I Swear, This Time, I Mean It. |
Writing is my first love... and true love never dies, as this blog will show (in more ways than one, I'd suspect) |
Three months later and, yet again, I’ve fallen behind on my promise to write more. It seems that my love of writing has been bruised by the volume of coursework and research I’m required to do for both uni and work now. That and the fact that just now, free time is something of a luxury as it nears the end of yet another semester…. but the last four weeks have been an absolute nightmare. So now more than anything I think I need a place to voice my emotions in the purest and simplest way I know how…

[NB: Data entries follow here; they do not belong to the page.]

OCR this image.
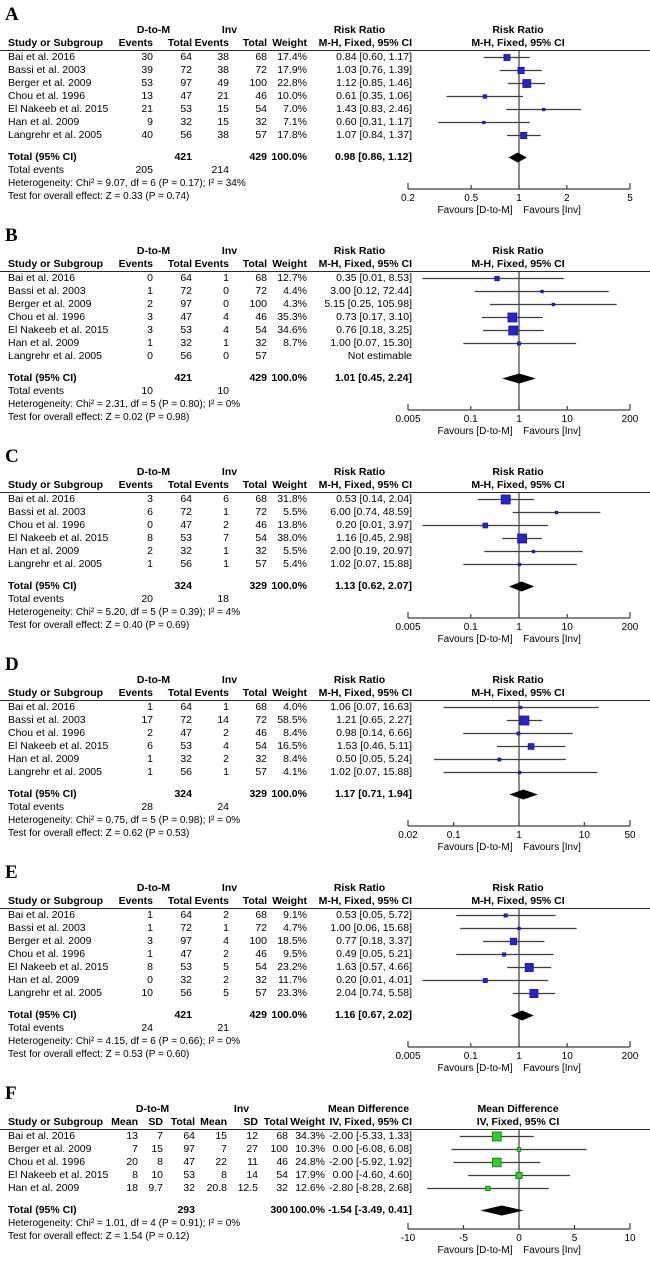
A
D-to-M	Inv	Risk Ratio	Risk Ratio
Study or Subgroup	Events	Total Events	Total Weight	M-H, Fixed, 95% CI	M-H, Fixed, 95% CI
Bai et al. 2016	30	64	38	68 17.4%	0.84 [0.60, 1.17]
Bassi et al. 2003	39	72	38	72 17.9%	1.03 [0.76, 1.39]
Berger et al. 2009	53	97	49	100 22.8%	1.12 [0.85, 1.46]
Chou et al. 1996	13	47	21	46 10.0%	0.61 [0.35, 1.06]
El Nakeeb et al. 2015	21	53	15	54	7.0%	1.43 [0.83, 2.46]
Han et al. 2009	9	32	15	32	7.1%	0.60 [0.31, 1.17]
Langrehr et al. 2005	40	56	38	57 17.8%	1.07 [0.84, 1.37]
Total (95% CI)	421	429 100.0%	0.98 [0.86, 1.12]
Total events	205	214
Heterogeneity: Chi² = 9.07, df = 6 (P = 0.17); I² = 34%
Test for overall effect: Z = 0.33 (P = 0.74)	0.2	0.5	1	2	5
Favours [D-to-M] Favours [Inv]
B
D-to-M	Inv	Risk Ratio	Risk Ratio
Study or Subgroup	Events	Total Events	Total Weight	M-H, Fixed, 95% CI	M-H, Fixed, 95% CI
Bai et al. 2016	0	64	1	68 12.7%	0.35 [0.01, 8.53]
Bassi et al. 2003	1	72	0	72	4.4%	3.00 [0.12, 72.44]
Berger et al. 2009	2	97	0	100	4.3%	5.15 [0.25, 105.98]
Chou et al. 1996	3	47	4	46 35.3%	0.73 [0.17, 3.10]
El Nakeeb et al. 2015	3	53	4	54 34.6%	0.76 [0.18, 3.25]
Han et al. 2009	1	32	1	32	8.7%	1.00 [0.07, 15.30]
Langrehr et al. 2005	0	56	0	57	Not estimable
Total (95% CI)	421	429 100.0%	1.01 [0.45, 2.24]
Total events	10	10
Heterogeneity: Chi² = 2.31, df = 5 (P = 0.80); I² = 0%
Test for overall effect: Z = 0.02 (P = 0.98)	0.005	0.1	1	10	200
Favours [D-to-M] Favours [Inv]
C
D-to-M	Inv	Risk Ratio	Risk Ratio
Study or Subgroup	Events	Total Events	Total Weight	M-H, Fixed, 95% CI	M-H, Fixed, 95% CI
Bai et al. 2016	3	64	6	68 31.8%	0.53 [0.14, 2.04]
Bassi et al. 2003	6	72	1	72	5.5%	6.00 [0.74, 48.59]
Chou et al. 1996	0	47	2	46 13.8%	0.20 [0.01, 3.97]
El Nakeeb et al. 2015	8	53	7	54 38.0%	1.16 [0.45, 2.98]
Han et al. 2009	2	32	1	32	5.5%	2.00 [0.19, 20.97]
Langrehr et al. 2005	1	56	1	57	5.4%	1.02 [0.07, 15.88]
Total (95% CI)	324	329 100.0%	1.13 [0.62, 2.07]
Total events	20	18
Heterogeneity: Chi² = 5.20, df = 5 (P = 0.39); I² = 4%
Test for overall effect: Z = 0.40 (P = 0.69)	0.005	0.1	1	10	200
Favours [D-to-M] Favours [Inv]
D
D-to-M	Inv	Risk Ratio	Risk Ratio
Study or Subgroup	Events	Total Events	Total Weight	M-H, Fixed, 95% CI	M-H, Fixed, 95% CI
Bai et al. 2016	1	64	1	68	4.0%	1.06 [0.07, 16.63]
Bassi et al. 2003	17	72	14	72 58.5%	1.21 [0.65, 2.27]
Chou et al. 1996	2	47	2	46	8.4%	0.98 [0.14, 6.66]
El Nakeeb et al. 2015	6	53	4	54 16.5%	1.53 [0.46, 5.11]
Han et al. 2009	1	32	2	32	8.4%	0.50 [0.05, 5.24]
Langrehr et al. 2005	1	56	1	57	4.1%	1.02 [0.07, 15.88]
Total (95% CI)	324	329 100.0%	1.17 [0.71, 1.94]
Total events	28	24
Heterogeneity: Chi² = 0.75, df = 5 (P = 0.98); I² = 0%
Test for overall effect: Z = 0.62 (P = 0.53)	0.02	0.1	1	10	50
Favours [D-to-M] Favours [Inv]
E
D-to-M	Inv	Risk Ratio	Risk Ratio
Study or Subgroup	Events	Total Events	Total Weight	M-H, Fixed, 95% CI	M-H, Fixed, 95% CI
Bai et al. 2016	1	64	2	68	9.1%	0.53 [0.05, 5.72]
Bassi et al. 2003	1	72	1	72	4.7%	1.00 [0.06, 15.68]
Berger et al. 2009	3	97	4	100 18.5%	0.77 [0.18, 3.37]
Chou et al. 1996	1	47	2	46	9.5%	0.49 [0.05, 5.21]
El Nakeeb et al. 2015	8	53	5	54 23.2%	1.63 [0.57, 4.66]
Han et al. 2009	0	32	2	32	11.7%	0.20 [0.01, 4.01]
Langrehr et al. 2005	10	56	5	57 23.3%	2.04 [0.74, 5.58]
Total (95% CI)	421	429 100.0%	1.16 [0.67, 2.02]
Total events	24	21
Heterogeneity: Chi² = 4.15, df = 6 (P = 0.66); I² = 0%
Test for overall effect: Z = 0.53 (P = 0.60)	0.005	0.1	1	10	200
Favours [D-to-M] Favours [Inv]
F
D-to-M	Inv	Mean Difference	Mean Difference
Study or Subgroup Mean SD Total Mean	SD Total Weight IV, Fixed, 95% CI	IV, Fixed, 95% CI
Bai et al. 2016	13	7	64	15	12	68 34.3% -2.00 [-5.33, 1.33]
Berger et al. 2009	7	15	97	7	27	100 10.3% 0.00 [-6.08, 6.08]
Chou et al. 1996	20	8	47	22	11	46 24.8% -2.00 [-5.92, 1.92]
El Nakeeb et al. 2015	8	10	53	8	14	54 17.9% 0.00 [-4.60, 4.60]
Han et al. 2009	18 9.7	32	20.8	12.5	32 12.6% -2.80 [-8.28, 2.68]
Total (95% CI)	293	300 100.0% -1.54 [-3.49, 0.41]
Heterogeneity: Chi² = 1.01, df = 4 (P = 0.91); I² = 0%
Test for overall effect: Z = 1.54 (P = 0.12)	-10	-5	0	5	10
Favours [D-to-M] Favours [Inv]
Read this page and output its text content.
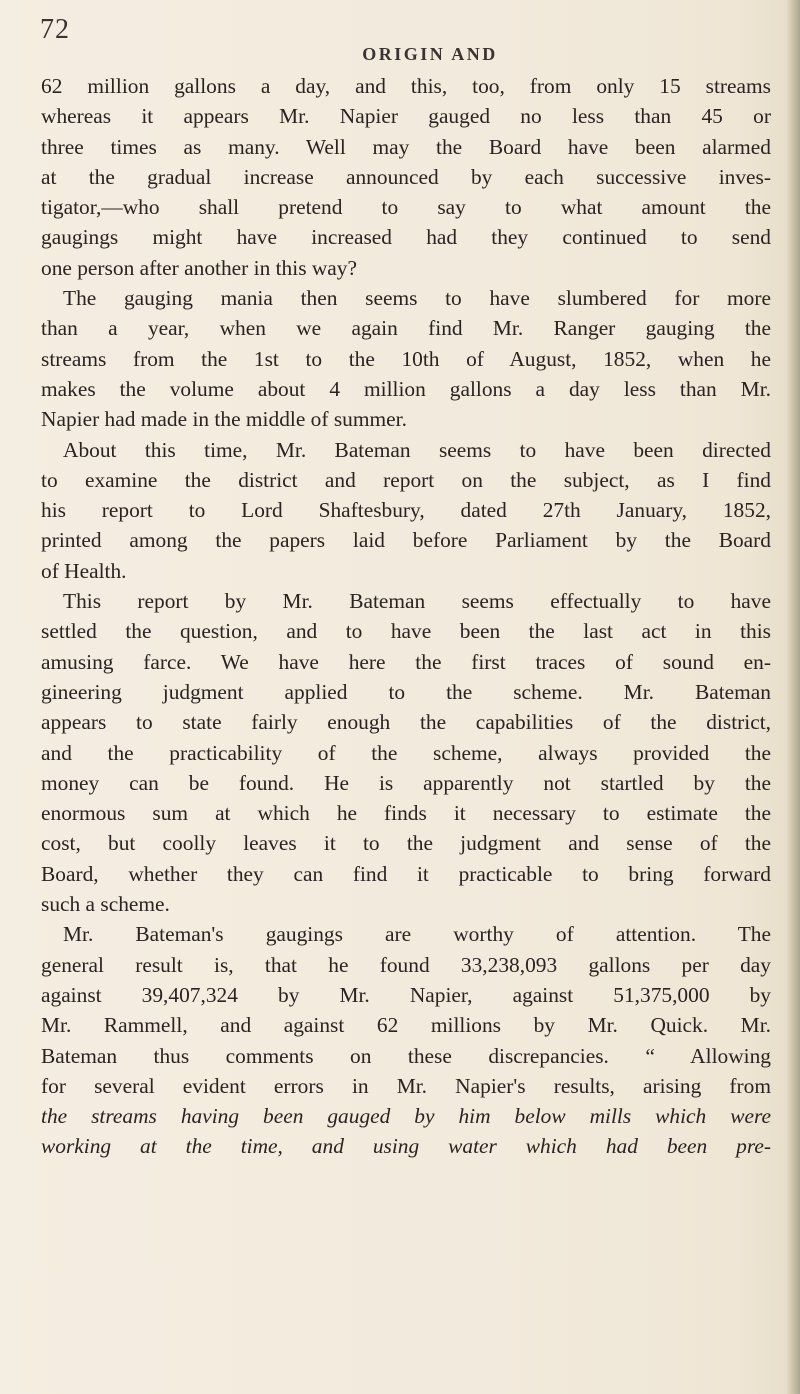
72
ORIGIN AND
62 million gallons a day, and this, too, from only 15 streams
whereas it appears Mr. Napier gauged no less than 45 or
three times as many. Well may the Board have been alarmed
at the gradual increase announced by each successive inves-
tigator,—who shall pretend to say to what amount the
gaugings might have increased had they continued to send
one person after another in this way?
The gauging mania then seems to have slumbered for more
than a year, when we again find Mr. Ranger gauging the
streams from the 1st to the 10th of August, 1852, when he
makes the volume about 4 million gallons a day less than Mr.
Napier had made in the middle of summer.
About this time, Mr. Bateman seems to have been directed
to examine the district and report on the subject, as I find
his report to Lord Shaftesbury, dated 27th January, 1852,
printed among the papers laid before Parliament by the Board
of Health.
This report by Mr. Bateman seems effectually to have
settled the question, and to have been the last act in this
amusing farce. We have here the first traces of sound en-
gineering judgment applied to the scheme. Mr. Bateman
appears to state fairly enough the capabilities of the district,
and the practicability of the scheme, always provided the
money can be found. He is apparently not startled by the
enormous sum at which he finds it necessary to estimate the
cost, but coolly leaves it to the judgment and sense of the
Board, whether they can find it practicable to bring forward
such a scheme.
Mr. Bateman's gaugings are worthy of attention. The
general result is, that he found 33,238,093 gallons per day
against 39,407,324 by Mr. Napier, against 51,375,000 by
Mr. Rammell, and against 62 millions by Mr. Quick. Mr.
Bateman thus comments on these discrepancies. “ Allowing
for several evident errors in Mr. Napier's results, arising from
the streams having been gauged by him below mills which were
working at the time, and using water which had been pre-
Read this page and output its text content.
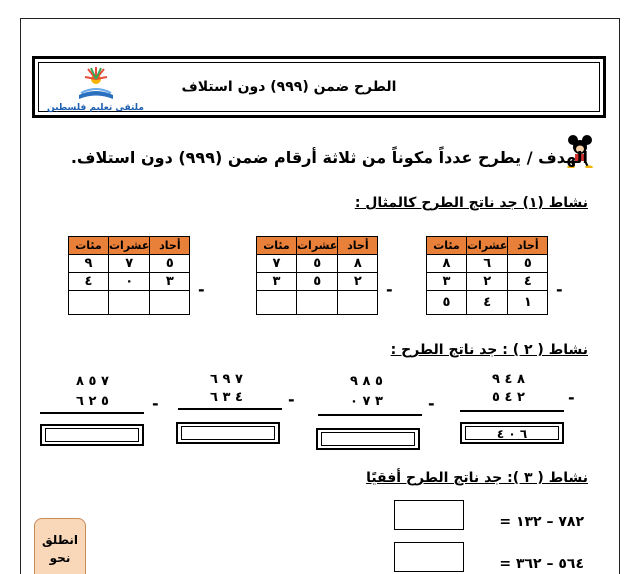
ملتقى تعليم فلسطين
الطرح ضمن (٩٩٩) دون استلاف
الهدف / يطرح عدداً مكوناً من ثلاثة أرقام ضمن (٩٩٩) دون استلاف.
نشاط (١) جد ناتج الطرح كالمثال :
مئات	عشرات	أحاد
٨	٦	٥
٣	٢	٤
٥	٤	١
-
مئات	عشرات	أحاد
٧	٥	٨
٣	٥	٢
		-
مئات	عشرات	أحاد
٩	٧	٥
٤	٠	٣
		-
نشاط ( ٢ ) : جد ناتج الطرح :
٨ ٤ ٩
٢ ٤ ٥	-
٦ ٠ ٤
٥ ٨ ٩
٣ ٧ ٠	-
٧ ٩ ٦
٤ ٣ ٦	-
٧ ٥ ٨
٥ ٢ ٦	-
نشاط ( ٣ ): جد ناتج الطرح أفقيًا
٧٨٢ – ١٣٢ =
٥٦٤ – ٣٦٢ =
انطلق نحو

The love of my life that I spent the last post metaphorically picking out China patterns over? He cheated on me, twice, and has tried to break up with me a grand total of three times now. Whilst I appreciate that he has a lot of ‘emotional baggage’ so to speak - and who am I to judge? I do too! - I’m still not sure when, if ever, I’ll really be able to move past both of these things. Cheating on someone, breaking up with them, trying to blame mistakes that they’ve made in the past for your relationship’s demise… that isn’t the man I fell in love with. No matter what his reasoning behind it.
I believe that he loves me, and I believe that he never meant to hurt me. But when you love someone, no matter how painful certain topics are to bring up with them, you find a way to discuss your problems. You move on and you grow - together. You don’t throw away a relationship that you swear is ‘the best that’s ever happened to you’ or the only person you claim you could see yourself settling down with.
Truth be told, I’m hurting. I now have nightmares that he’s still cheating on me. I get a physical knot of anxiety in the pit of my stomach every time I hear he’s going out drinking with his friends. Because it’s during those times that he breaks my heart the hardest… and can I really spend the rest of my life feeling that way?
As I said to him on Saturday night after he’d drunkenly begged for my forgiveness again - I’m just not sure how much I have left to give anymore. I’ve spent the last month beaten down by boyfriend trauma, a mountain of coursework, mounting pressure at work and the death of my gran (yes, the very same woman from the last post). I’m just not sure how much fire I have left inside - and I’m honestly not sure if even that could be enough to get me by.
I’d heard the age-old saying that ‘we always hurt the ones we love’ - but why? Why hurt the people who’ve offered to give us everything? Who’ve put their own needs aside to give us what we want and need most? I know that in the past I’ve hurt those close to me too, and I’ve never been able to reason why I’d done it or why it happened. But I would never hurt someone I loved in the way that I’ve been hurt by my other half lately. And that’s slowly but surely starting to chip away at what’s left of my already fragmented, fragile heart.